Femida is standing in front of me.
“What?”
“Where are we going next?”
“I can’t go to the Academy—there’s definitely a trap set there. Tomorrow is the last day for the trial with the Hunters, so we’re heading to Gimza, a mining city in the south of the continent. We can head out as soon as we pick up some food. There’s nothing else for us here.”
We’re ten minutes from the capital’s southern gate, and the watchtowers in the white wall are clearly visible. Blending into the crowd of trading caravans heading south, we leave the city quietly and head toward the trading rows. There are stalls selling food and other traders lining the road leading into the heart of the continent. The smell of meat, vegetables, and delicious fruits makes my stomach growl.
There aren’t too many customers around one stand, though the aroma is mouth-watering. We stop to buy enough food for our two-day march. Sitting down next to the stand, we chow down, and Femida pulls something out of her metaphorical sleeve.
Taking a theatrical pause, she asks a question.
“Why are you normal?”
“It’s my choice. And it’s easier to live around people this way.”
“No, I want to know why you’re still normal even after Hell, after your parents were killed right in front of you, after the psych ward, after the blood rituals, after all of it. You were a child! That should have traumatized you.”

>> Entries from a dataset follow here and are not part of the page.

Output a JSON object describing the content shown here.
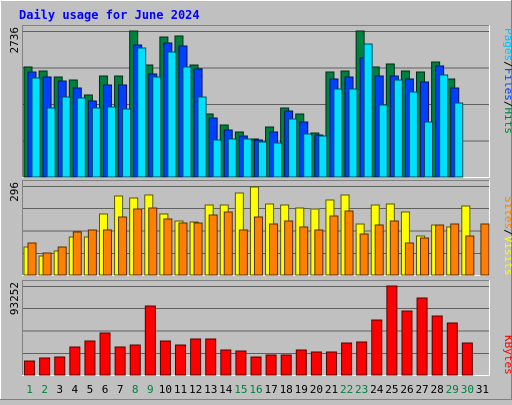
{
  "title": "Daily usage for June 2024",
  "colors": {
    "background": "#C0C0C0",
    "hits": "#008040",
    "files": "#0040FF",
    "pages": "#00E0FF",
    "visits": "#FFFF00",
    "sites": "#FF8000",
    "kbytes": "#FF0000",
    "weekend_day": "#008040",
    "weekday": "#000000"
  },
  "legend": {
    "top": [
      {
        "text": "Pages",
        "color": "#00C0FF"
      },
      {
        "text": "/",
        "color": "#000000"
      },
      {
        "text": "Files",
        "color": "#0040FF"
      },
      {
        "text": "/",
        "color": "#000000"
      },
      {
        "text": "Hits",
        "color": "#008040"
      }
    ],
    "middle": [
      {
        "text": "Sites",
        "color": "#FF8000"
      },
      {
        "text": "/",
        "color": "#000000"
      },
      {
        "text": "Visits",
        "color": "#FFFF00"
      }
    ],
    "bottom": [
      {
        "text": "KBytes",
        "color": "#FF0000"
      }
    ]
  },
  "chart_data": {
    "type": "bar",
    "x": [
      "1",
      "2",
      "3",
      "4",
      "5",
      "6",
      "7",
      "8",
      "9",
      "10",
      "11",
      "12",
      "13",
      "14",
      "15",
      "16",
      "17",
      "18",
      "19",
      "20",
      "21",
      "22",
      "23",
      "24",
      "25",
      "26",
      "27",
      "28",
      "29",
      "30",
      "31"
    ],
    "weekend_days": [
      "1",
      "2",
      "8",
      "9",
      "15",
      "16",
      "22",
      "23",
      "29",
      "30"
    ],
    "panels": [
      {
        "ymax_label": "2736",
        "ymax": 2736,
        "series": [
          {
            "name": "Hits",
            "values": [
              2060,
              1980,
              1870,
              1820,
              1540,
              1890,
              1890,
              2736,
              2100,
              2620,
              2650,
              2090,
              1180,
              970,
              840,
              720,
              930,
              1290,
              1180,
              830,
              1960,
              1980,
              2736,
              2070,
              2120,
              1980,
              1970,
              2150,
              1840,
              0,
              0
            ]
          },
          {
            "name": "Files",
            "values": [
              1960,
              1880,
              1800,
              1660,
              1420,
              1720,
              1720,
              2480,
              1930,
              2520,
              2460,
              2020,
              1110,
              890,
              760,
              700,
              850,
              1230,
              1040,
              780,
              1840,
              1880,
              2230,
              1890,
              1900,
              1840,
              1780,
              2080,
              1670,
              0,
              0
            ]
          },
          {
            "name": "Pages",
            "values": [
              1860,
              1290,
              1500,
              1480,
              1300,
              1320,
              1280,
              2420,
              1870,
              2340,
              2060,
              1500,
              700,
              710,
              710,
              650,
              630,
              1080,
              800,
              760,
              1640,
              1650,
              2500,
              1350,
              1820,
              1600,
              1040,
              1910,
              1390,
              0,
              0
            ]
          }
        ]
      },
      {
        "ymax_label": "296",
        "ymax": 296,
        "series": [
          {
            "name": "Visits",
            "values": [
              92,
              62,
              80,
              126,
              128,
              202,
              262,
              256,
              266,
              204,
              178,
              176,
              234,
              234,
              272,
              292,
              236,
              234,
              222,
              220,
              248,
              266,
              168,
              234,
              236,
              208,
              130,
              166,
              160,
              230,
              0
            ]
          },
          {
            "name": "Sites",
            "values": [
              106,
              72,
              94,
              144,
              150,
              150,
              192,
              220,
              222,
              186,
              172,
              172,
              200,
              210,
              150,
              192,
              170,
              180,
              160,
              150,
              196,
              212,
              136,
              166,
              180,
              108,
              124,
              166,
              170,
              130,
              168
            ]
          }
        ]
      },
      {
        "ymax_label": "93252",
        "ymax": 93252,
        "series": [
          {
            "name": "KBytes",
            "values": [
              15000,
              18000,
              19000,
              29000,
              36000,
              44000,
              29000,
              31000,
              72000,
              36000,
              31000,
              38000,
              38000,
              26000,
              25000,
              19000,
              21000,
              21000,
              26000,
              24000,
              24000,
              34000,
              35000,
              58000,
              93252,
              67000,
              81000,
              62000,
              54000,
              34000,
              0
            ]
          }
        ]
      }
    ]
  }
}
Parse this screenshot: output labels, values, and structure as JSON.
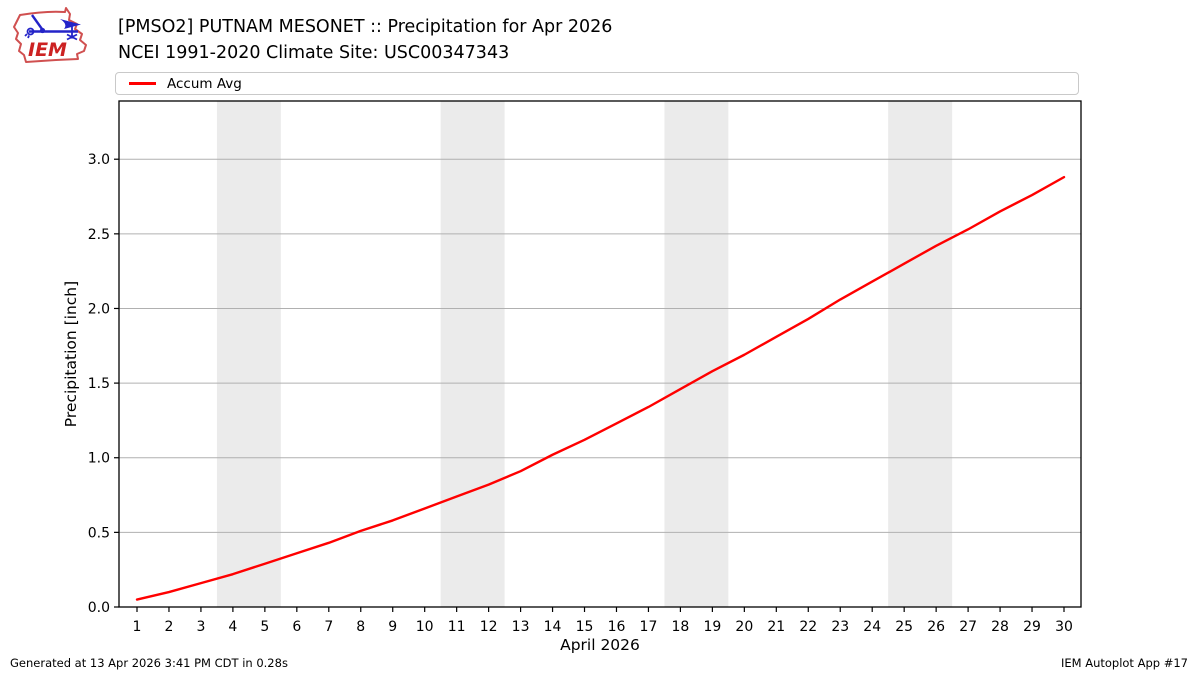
{
  "header": {
    "title": "[PMSO2] PUTNAM MESONET :: Precipitation for Apr 2026",
    "subtitle": "NCEI 1991-2020 Climate Site: USC00347343",
    "logo_text": "IEM"
  },
  "legend": {
    "items": [
      {
        "label": "Accum Avg",
        "color": "#ff0000"
      }
    ]
  },
  "chart_data": {
    "type": "line",
    "title": "[PMSO2] PUTNAM MESONET :: Precipitation for Apr 2026",
    "subtitle": "NCEI 1991-2020 Climate Site: USC00347343",
    "xlabel": "April 2026",
    "ylabel": "Precipitation [inch]",
    "x": [
      1,
      2,
      3,
      4,
      5,
      6,
      7,
      8,
      9,
      10,
      11,
      12,
      13,
      14,
      15,
      16,
      17,
      18,
      19,
      20,
      21,
      22,
      23,
      24,
      25,
      26,
      27,
      28,
      29,
      30
    ],
    "series": [
      {
        "name": "Accum Avg",
        "color": "#ff0000",
        "values": [
          0.05,
          0.1,
          0.16,
          0.22,
          0.29,
          0.36,
          0.43,
          0.51,
          0.58,
          0.66,
          0.74,
          0.82,
          0.91,
          1.02,
          1.12,
          1.23,
          1.34,
          1.46,
          1.58,
          1.69,
          1.81,
          1.93,
          2.06,
          2.18,
          2.3,
          2.42,
          2.53,
          2.65,
          2.76,
          2.88
        ]
      }
    ],
    "ylim": [
      0.0,
      3.39
    ],
    "yticks": [
      0.0,
      0.5,
      1.0,
      1.5,
      2.0,
      2.5,
      3.0
    ],
    "grid": "horizontal",
    "gridline_color": "#b0b0b0",
    "weekend_bands": [
      [
        3.5,
        5.5
      ],
      [
        10.5,
        12.5
      ],
      [
        17.5,
        19.5
      ],
      [
        24.5,
        26.5
      ]
    ],
    "band_color": "#ebebeb",
    "legend_position": "top"
  },
  "footer": {
    "generated": "Generated at 13 Apr 2026 3:41 PM CDT in 0.28s",
    "credit": "IEM Autoplot App #17"
  }
}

“Fem, if you think about it, normalcy is overrated. I could’ve become a psychopath, a maniac, a murderer, or a sociopath, though I’m smart enough to hide it. Oh, don’t look at me like that. I know you pretend to be normal, too. Everyone has their secrets, some even without realizing it.” Femida shrugs vaguely. “What saved me in Hell were my memories of my parents, fishing with father, eating breakfast with the family, warm hugs from mother, and my short childhood. Killing? Sacrifices? Becoming a demon? It was then that I decided I’d do anything to get back to my family.”
A group of players rides by on their mounts. Femida watches them go with a derisive look—we’ve been all over the world on our own two feet.

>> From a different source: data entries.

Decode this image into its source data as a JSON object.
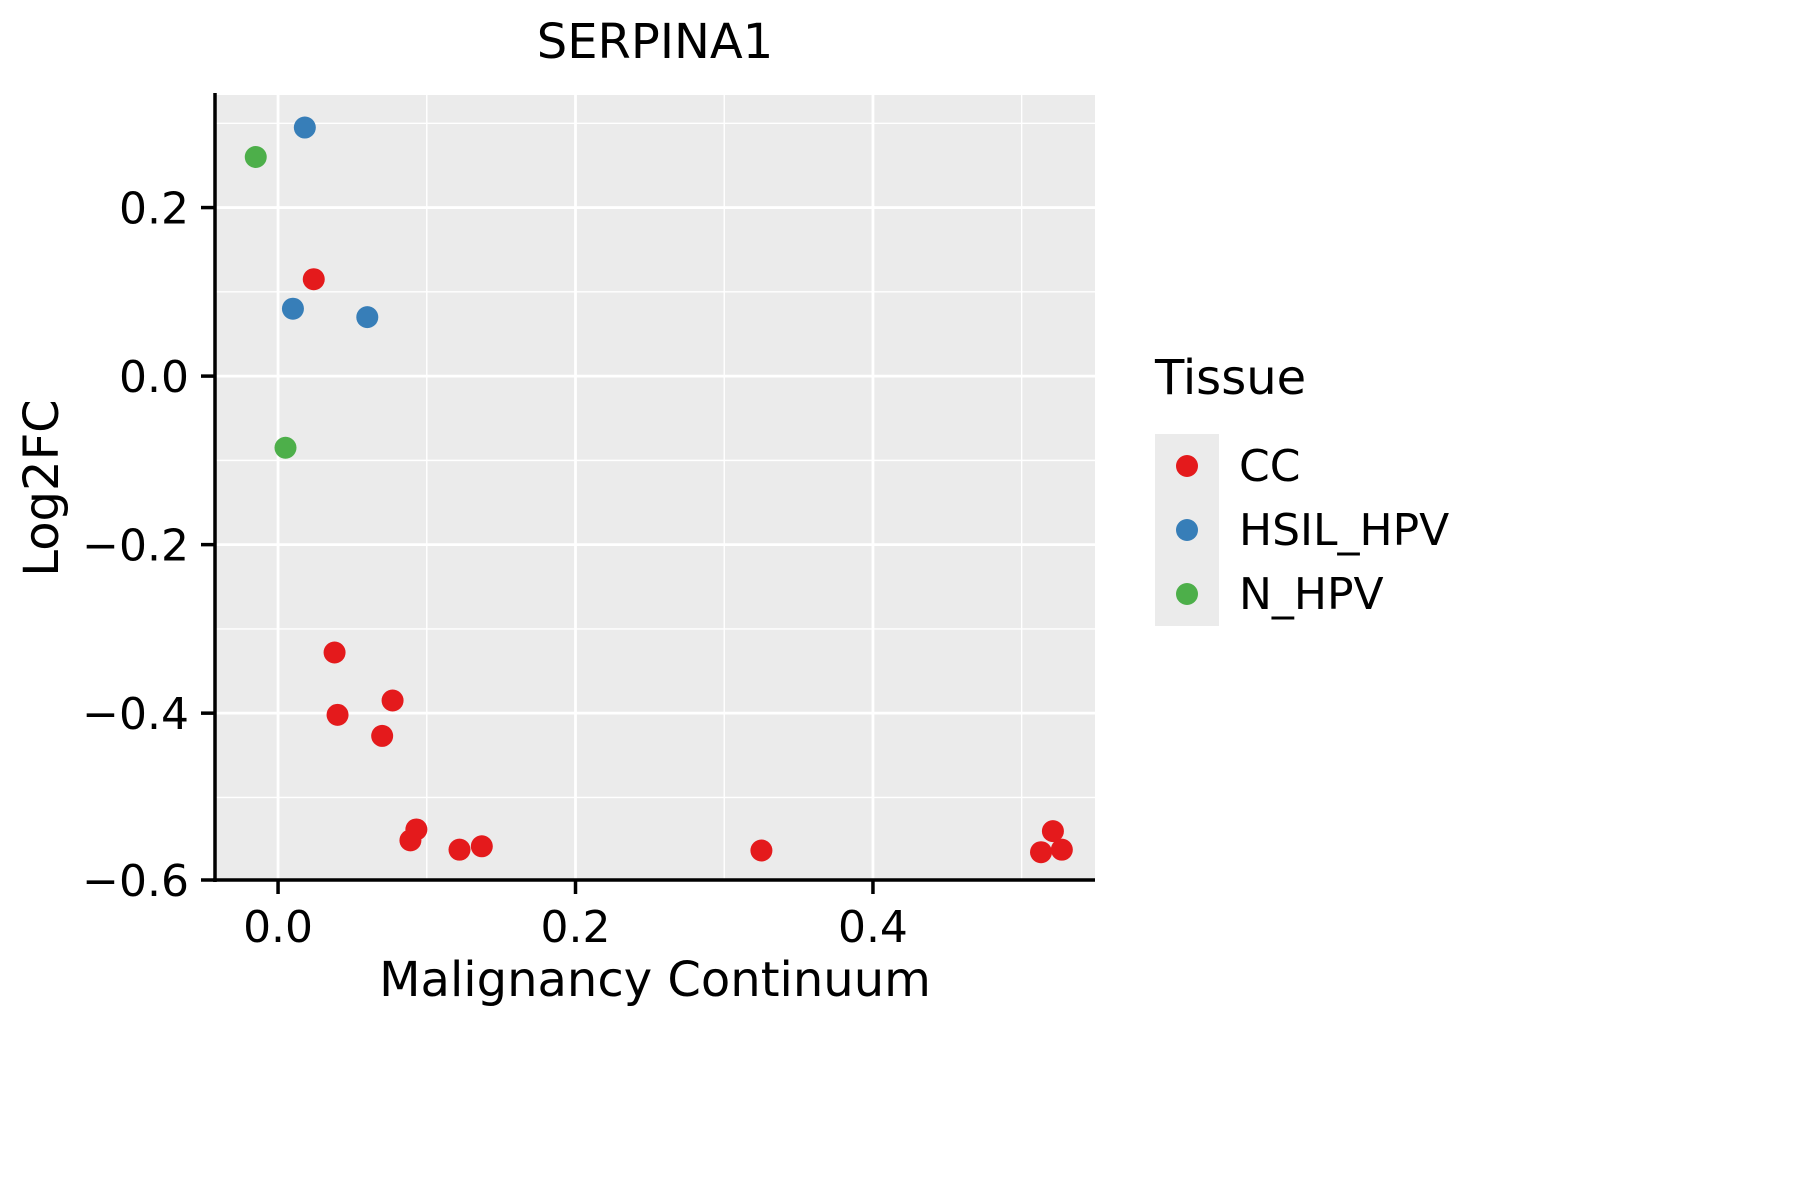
{
  "chart_data": {
    "type": "scatter",
    "title": "SERPINA1",
    "xlabel": "Malignancy Continuum",
    "ylabel": "Log2FC",
    "xlim": [
      -0.0424,
      0.5493
    ],
    "ylim": [
      -0.598,
      0.3336
    ],
    "grid": true,
    "panel_bg": "#EBEBEB",
    "gridline_color": "#FFFFFF",
    "axis_color": "#000000",
    "x_ticks": {
      "values": [
        0.0,
        0.2,
        0.4
      ],
      "labels": [
        "0.0",
        "0.2",
        "0.4"
      ],
      "minor": [
        0.1,
        0.3,
        0.5
      ]
    },
    "y_ticks": {
      "values": [
        0.2,
        0.0,
        -0.2,
        -0.4,
        -0.6
      ],
      "labels": [
        "0.2",
        "0.0",
        "−0.2",
        "−0.4",
        "−0.6"
      ],
      "minor": [
        0.3,
        0.1,
        -0.1,
        -0.3,
        -0.5
      ]
    },
    "legend": {
      "title": "Tissue",
      "position": "right"
    },
    "series": [
      {
        "name": "CC",
        "color": "#E41A1C",
        "points": [
          [
            0.024,
            0.115
          ],
          [
            0.038,
            -0.328
          ],
          [
            0.04,
            -0.402
          ],
          [
            0.07,
            -0.427
          ],
          [
            0.077,
            -0.385
          ],
          [
            0.089,
            -0.551
          ],
          [
            0.093,
            -0.538
          ],
          [
            0.122,
            -0.562
          ],
          [
            0.137,
            -0.558
          ],
          [
            0.325,
            -0.563
          ],
          [
            0.513,
            -0.565
          ],
          [
            0.521,
            -0.54
          ],
          [
            0.527,
            -0.562
          ]
        ]
      },
      {
        "name": "HSIL_HPV",
        "color": "#377EB8",
        "points": [
          [
            0.01,
            0.08
          ],
          [
            0.018,
            0.295
          ],
          [
            0.06,
            0.07
          ]
        ]
      },
      {
        "name": "N_HPV",
        "color": "#4DAF4A",
        "points": [
          [
            -0.015,
            0.26
          ],
          [
            0.005,
            -0.085
          ]
        ]
      }
    ]
  }
}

“What about your parents dying? Sorry, I shouldn’t mention that.”
“No, it’s fine. I know you’re not actually worried. I mean, you’re just worried about how I think of you. About my parents…everything is more complicated than it looks. It’s been half a year since I left the coma. LJ was the one who had to deal with the strongest feelings of loss, loneliness, and emptiness. Now, he… How do I say this? He’s who makes sure I stay mentally even. He shows up when I go to sleep, and he warns me when I’m in danger. He’s faster at reacting in battle than I am. Psychologically speaking, he compensates to make me normal, smoothing out any spontaneous behavioral deviations that happen.”
“Uh-h… You have split personalities?”
“No. LJ is really more of a subpersonality. He’s part of my consciousness and acts as a shield against emotional ups and downs. On the other hand, he never dominates, he doesn’t make any decisions, and he doesn’t talk, just displaying emotions and the way he feels about events that happen. Lying, deception, fear, rage, danger, help—we speak the same language, a language based on emotion. Fem, don’t worry, my personality is whole thanks entirely to him.”

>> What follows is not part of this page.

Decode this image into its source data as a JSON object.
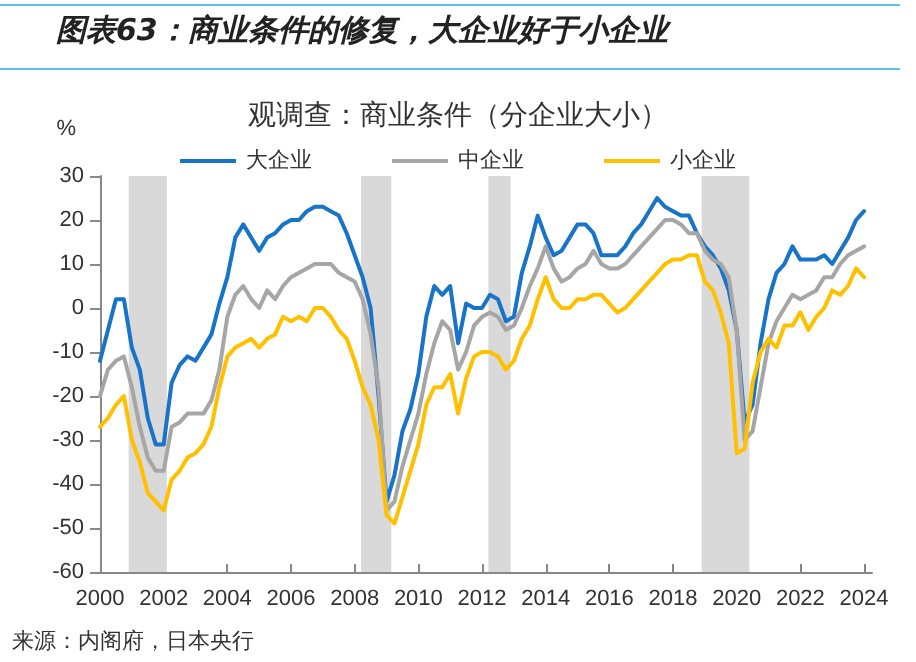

It’s getting toward evening. The trickle of wagons and players walking turns into a river, and it’s time for us to get going.
We set out for the very edge of the Darin Empire, skirting the elves’ Summer Forest. The enormous, majestic wall of trees towers over the road as it guards the border of the forest people’s land. Next, we run through the lands occupied by the warring barons in their multitude of castles. We cross the Small Salt Sea and the unique creatures who live in it—stone elementals and other organisms who can withstand the salt.